Sandwich Club | Elise Pulbrook

Elise Pulbrook is a mother, a lawyer, a caterer, cookbook enthusiast and former Masterchef semifinalist. Her love for cooking and hosting is born from her Italian and Sri Lankan heritage. Elise loves beautiful produce from farmers who acre about their soil, biodiversity and transparency of food provenance. 

Our photographer Jessica Prescott (@jess___photo) and Elise have worked on many food projects together, it only makes sense to kick off our Sandwich Club series with this powerhouse of a human.

Their first stop was the Preston markets for fresh ingredients, before popping home to peruse Elise's cookbook collection and whip up this delicious red pesto, ricotta and salami sandwich. 
For the pesto, you'll need:
2-3 tablespoons extra-virgin olive oil
20 g pecorino
1 clove of garlic
160 g roasted cashews
100g sun-dried tomatoes in oil, drained
2 teaspoons sherry vinegar 
salt to taste

To make the pesto, place everything in a high-powered food processor and pulse until smooth. Season, and adjust as necessary. Store in an airtight container, in the fridge, until ready to use.

For the sandwich, you'll need:
1 soft bread roll (Elise used a ciabatta)
2-3 tablespoons pesto
100g fresh ricotta
1 heirloom tomato, cut into thick slices and seasoned
a few fresh basil leaved
1-2 radicchio leaves, torn 
extra-virgin olive oil for drizzling
A few slices of spiced cacciatore

When it is time to build your sandwich, first, assemble you ingredients, then build. Layering is important. Direct contact between bread, pesto and ricotta creates harmony; pesto soaks into the bread and flavours the ricotta from this position. Seasoned slices of tomato steaks must be neighbours with the herby counterpart, in this instance some end of summer basil.
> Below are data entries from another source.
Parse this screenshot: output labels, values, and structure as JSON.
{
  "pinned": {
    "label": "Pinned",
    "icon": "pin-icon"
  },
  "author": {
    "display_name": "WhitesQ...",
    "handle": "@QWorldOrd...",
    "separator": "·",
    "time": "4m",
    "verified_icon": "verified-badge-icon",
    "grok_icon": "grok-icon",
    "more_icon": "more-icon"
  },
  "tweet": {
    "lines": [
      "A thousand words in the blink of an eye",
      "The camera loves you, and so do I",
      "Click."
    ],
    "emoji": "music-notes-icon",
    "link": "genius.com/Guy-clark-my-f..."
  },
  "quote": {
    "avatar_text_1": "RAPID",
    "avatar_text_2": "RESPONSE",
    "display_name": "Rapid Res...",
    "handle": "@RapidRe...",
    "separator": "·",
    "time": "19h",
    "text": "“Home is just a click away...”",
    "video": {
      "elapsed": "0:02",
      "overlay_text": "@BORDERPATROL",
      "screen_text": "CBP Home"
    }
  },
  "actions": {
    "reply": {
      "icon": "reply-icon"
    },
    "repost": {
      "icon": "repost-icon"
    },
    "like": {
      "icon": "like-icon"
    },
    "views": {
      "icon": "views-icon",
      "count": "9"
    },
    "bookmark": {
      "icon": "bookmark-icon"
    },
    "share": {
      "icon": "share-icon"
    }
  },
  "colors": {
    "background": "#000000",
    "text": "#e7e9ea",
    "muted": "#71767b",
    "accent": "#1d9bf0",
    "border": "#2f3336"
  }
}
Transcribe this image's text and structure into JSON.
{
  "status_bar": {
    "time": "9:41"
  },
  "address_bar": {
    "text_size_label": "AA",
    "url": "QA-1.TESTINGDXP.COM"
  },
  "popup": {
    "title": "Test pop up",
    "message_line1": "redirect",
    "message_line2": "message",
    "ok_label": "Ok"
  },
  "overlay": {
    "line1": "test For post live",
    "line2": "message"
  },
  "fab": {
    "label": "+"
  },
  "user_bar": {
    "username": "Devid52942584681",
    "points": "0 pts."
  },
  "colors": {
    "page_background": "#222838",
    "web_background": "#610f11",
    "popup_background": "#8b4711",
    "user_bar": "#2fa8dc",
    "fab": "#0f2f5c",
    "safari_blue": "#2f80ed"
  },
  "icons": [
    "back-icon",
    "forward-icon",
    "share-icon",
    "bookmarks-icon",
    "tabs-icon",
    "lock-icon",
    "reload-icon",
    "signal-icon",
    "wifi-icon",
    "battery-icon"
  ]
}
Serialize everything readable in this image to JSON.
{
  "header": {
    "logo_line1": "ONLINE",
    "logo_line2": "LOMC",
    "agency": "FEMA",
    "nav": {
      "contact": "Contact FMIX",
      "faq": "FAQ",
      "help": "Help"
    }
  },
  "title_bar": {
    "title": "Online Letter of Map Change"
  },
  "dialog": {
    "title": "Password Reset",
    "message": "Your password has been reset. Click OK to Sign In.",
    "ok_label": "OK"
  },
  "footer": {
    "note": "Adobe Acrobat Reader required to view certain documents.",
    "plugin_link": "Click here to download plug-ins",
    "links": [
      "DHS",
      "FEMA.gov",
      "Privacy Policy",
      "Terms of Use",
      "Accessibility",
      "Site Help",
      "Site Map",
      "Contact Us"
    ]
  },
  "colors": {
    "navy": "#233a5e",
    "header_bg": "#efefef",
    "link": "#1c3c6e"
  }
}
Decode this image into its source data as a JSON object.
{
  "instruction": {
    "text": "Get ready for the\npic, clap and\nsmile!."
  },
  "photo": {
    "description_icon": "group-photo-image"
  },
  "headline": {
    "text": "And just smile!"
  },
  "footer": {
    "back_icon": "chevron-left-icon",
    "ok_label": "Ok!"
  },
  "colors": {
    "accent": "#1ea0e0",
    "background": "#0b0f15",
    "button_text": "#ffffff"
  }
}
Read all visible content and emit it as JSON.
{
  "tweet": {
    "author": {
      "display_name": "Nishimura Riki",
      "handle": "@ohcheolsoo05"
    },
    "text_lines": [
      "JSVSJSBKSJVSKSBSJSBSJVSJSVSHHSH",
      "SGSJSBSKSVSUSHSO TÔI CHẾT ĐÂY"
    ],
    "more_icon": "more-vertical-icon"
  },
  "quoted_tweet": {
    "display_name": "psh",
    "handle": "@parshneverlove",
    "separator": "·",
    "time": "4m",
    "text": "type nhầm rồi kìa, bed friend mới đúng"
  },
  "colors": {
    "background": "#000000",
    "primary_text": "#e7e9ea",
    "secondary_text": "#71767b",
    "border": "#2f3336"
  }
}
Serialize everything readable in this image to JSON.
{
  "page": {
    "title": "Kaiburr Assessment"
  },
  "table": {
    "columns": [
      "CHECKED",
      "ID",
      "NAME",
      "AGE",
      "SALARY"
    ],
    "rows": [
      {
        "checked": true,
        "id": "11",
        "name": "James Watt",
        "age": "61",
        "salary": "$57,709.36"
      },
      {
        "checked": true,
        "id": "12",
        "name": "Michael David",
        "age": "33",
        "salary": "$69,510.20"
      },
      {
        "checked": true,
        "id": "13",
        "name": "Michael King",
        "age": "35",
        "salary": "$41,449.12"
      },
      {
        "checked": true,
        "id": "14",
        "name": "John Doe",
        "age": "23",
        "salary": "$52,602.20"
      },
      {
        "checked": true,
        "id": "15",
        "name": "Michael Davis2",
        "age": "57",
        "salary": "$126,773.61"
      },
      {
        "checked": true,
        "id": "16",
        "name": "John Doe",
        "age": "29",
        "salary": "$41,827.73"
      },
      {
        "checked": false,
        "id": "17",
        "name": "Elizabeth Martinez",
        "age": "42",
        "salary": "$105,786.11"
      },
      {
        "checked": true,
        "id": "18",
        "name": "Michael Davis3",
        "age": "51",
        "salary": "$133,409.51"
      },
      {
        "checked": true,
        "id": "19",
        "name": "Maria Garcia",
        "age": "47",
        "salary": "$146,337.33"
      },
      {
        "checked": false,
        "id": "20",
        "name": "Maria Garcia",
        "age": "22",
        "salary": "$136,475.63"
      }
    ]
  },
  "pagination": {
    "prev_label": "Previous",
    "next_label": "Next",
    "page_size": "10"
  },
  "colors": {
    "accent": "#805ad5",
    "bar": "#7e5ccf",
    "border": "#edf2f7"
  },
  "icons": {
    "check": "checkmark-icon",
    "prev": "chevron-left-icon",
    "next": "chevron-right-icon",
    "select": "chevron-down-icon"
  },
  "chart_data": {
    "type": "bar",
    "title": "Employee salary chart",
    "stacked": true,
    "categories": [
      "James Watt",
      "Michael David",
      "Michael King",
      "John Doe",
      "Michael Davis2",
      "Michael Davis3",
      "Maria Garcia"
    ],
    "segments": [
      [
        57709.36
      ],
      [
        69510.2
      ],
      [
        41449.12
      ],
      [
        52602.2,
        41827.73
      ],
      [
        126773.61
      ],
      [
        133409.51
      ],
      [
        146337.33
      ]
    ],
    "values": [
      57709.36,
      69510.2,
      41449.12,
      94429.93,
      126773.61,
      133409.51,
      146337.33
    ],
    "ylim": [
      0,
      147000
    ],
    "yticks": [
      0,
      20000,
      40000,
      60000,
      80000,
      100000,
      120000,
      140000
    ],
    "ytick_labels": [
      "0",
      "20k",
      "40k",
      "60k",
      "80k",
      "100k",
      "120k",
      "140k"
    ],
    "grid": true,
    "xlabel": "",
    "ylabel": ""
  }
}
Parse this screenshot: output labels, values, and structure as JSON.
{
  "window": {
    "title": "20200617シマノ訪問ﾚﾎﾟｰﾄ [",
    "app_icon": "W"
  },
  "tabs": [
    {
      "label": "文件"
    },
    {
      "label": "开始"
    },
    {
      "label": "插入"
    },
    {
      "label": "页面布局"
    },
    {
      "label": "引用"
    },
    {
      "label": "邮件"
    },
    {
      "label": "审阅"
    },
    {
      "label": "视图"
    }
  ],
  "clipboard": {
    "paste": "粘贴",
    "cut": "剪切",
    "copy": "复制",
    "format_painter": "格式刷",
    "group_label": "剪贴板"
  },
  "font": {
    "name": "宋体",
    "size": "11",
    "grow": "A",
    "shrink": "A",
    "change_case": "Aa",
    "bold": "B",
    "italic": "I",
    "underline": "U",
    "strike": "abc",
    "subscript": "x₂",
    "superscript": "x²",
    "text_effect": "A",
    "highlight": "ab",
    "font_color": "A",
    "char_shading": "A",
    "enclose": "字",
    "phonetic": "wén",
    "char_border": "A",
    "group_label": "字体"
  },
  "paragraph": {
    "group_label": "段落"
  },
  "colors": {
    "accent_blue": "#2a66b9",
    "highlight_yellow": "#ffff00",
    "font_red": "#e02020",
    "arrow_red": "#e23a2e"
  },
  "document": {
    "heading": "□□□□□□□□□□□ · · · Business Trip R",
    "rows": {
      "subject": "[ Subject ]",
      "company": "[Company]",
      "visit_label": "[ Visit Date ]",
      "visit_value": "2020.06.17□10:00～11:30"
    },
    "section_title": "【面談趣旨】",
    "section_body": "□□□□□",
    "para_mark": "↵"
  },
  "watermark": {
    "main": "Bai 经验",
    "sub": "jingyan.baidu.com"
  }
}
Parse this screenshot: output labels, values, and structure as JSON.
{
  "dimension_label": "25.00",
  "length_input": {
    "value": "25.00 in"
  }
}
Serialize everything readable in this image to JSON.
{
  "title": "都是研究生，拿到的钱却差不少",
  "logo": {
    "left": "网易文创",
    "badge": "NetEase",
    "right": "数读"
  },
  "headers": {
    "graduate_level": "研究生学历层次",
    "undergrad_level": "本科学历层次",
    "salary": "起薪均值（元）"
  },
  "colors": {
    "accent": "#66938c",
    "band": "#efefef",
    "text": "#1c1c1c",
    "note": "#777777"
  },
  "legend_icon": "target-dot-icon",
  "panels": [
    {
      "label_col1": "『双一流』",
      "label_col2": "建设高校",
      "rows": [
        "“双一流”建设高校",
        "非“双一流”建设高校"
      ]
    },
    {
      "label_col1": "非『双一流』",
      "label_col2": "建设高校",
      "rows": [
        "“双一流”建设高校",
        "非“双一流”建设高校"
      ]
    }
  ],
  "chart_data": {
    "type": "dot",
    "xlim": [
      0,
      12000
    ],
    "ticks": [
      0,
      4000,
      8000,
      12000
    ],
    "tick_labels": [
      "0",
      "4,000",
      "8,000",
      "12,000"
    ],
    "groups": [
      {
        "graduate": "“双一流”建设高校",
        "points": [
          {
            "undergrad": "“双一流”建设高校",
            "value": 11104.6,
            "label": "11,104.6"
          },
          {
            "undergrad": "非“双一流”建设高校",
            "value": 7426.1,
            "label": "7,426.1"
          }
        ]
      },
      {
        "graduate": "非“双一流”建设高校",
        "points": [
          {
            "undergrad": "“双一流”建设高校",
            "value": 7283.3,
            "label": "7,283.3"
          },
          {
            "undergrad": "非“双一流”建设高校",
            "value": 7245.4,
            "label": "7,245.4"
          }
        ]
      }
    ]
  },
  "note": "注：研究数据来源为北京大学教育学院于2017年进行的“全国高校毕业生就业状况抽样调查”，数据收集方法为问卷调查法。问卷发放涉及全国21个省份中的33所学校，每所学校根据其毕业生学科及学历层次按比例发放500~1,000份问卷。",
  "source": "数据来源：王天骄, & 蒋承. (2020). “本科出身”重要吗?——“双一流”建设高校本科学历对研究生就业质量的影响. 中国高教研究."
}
This gets topped with bitter radicchio because an abundance of veg is always a good think, as is nailing as many flavour notes your sandwich can take!

The opposing slice of bread gets drizzled with extra virgin oil before thin slices of spiced cacciatore are smooshed into the soft bread (as though you're studding a focaccia pre-bake). Once sandwiched together, you have a filling lunch, made with love.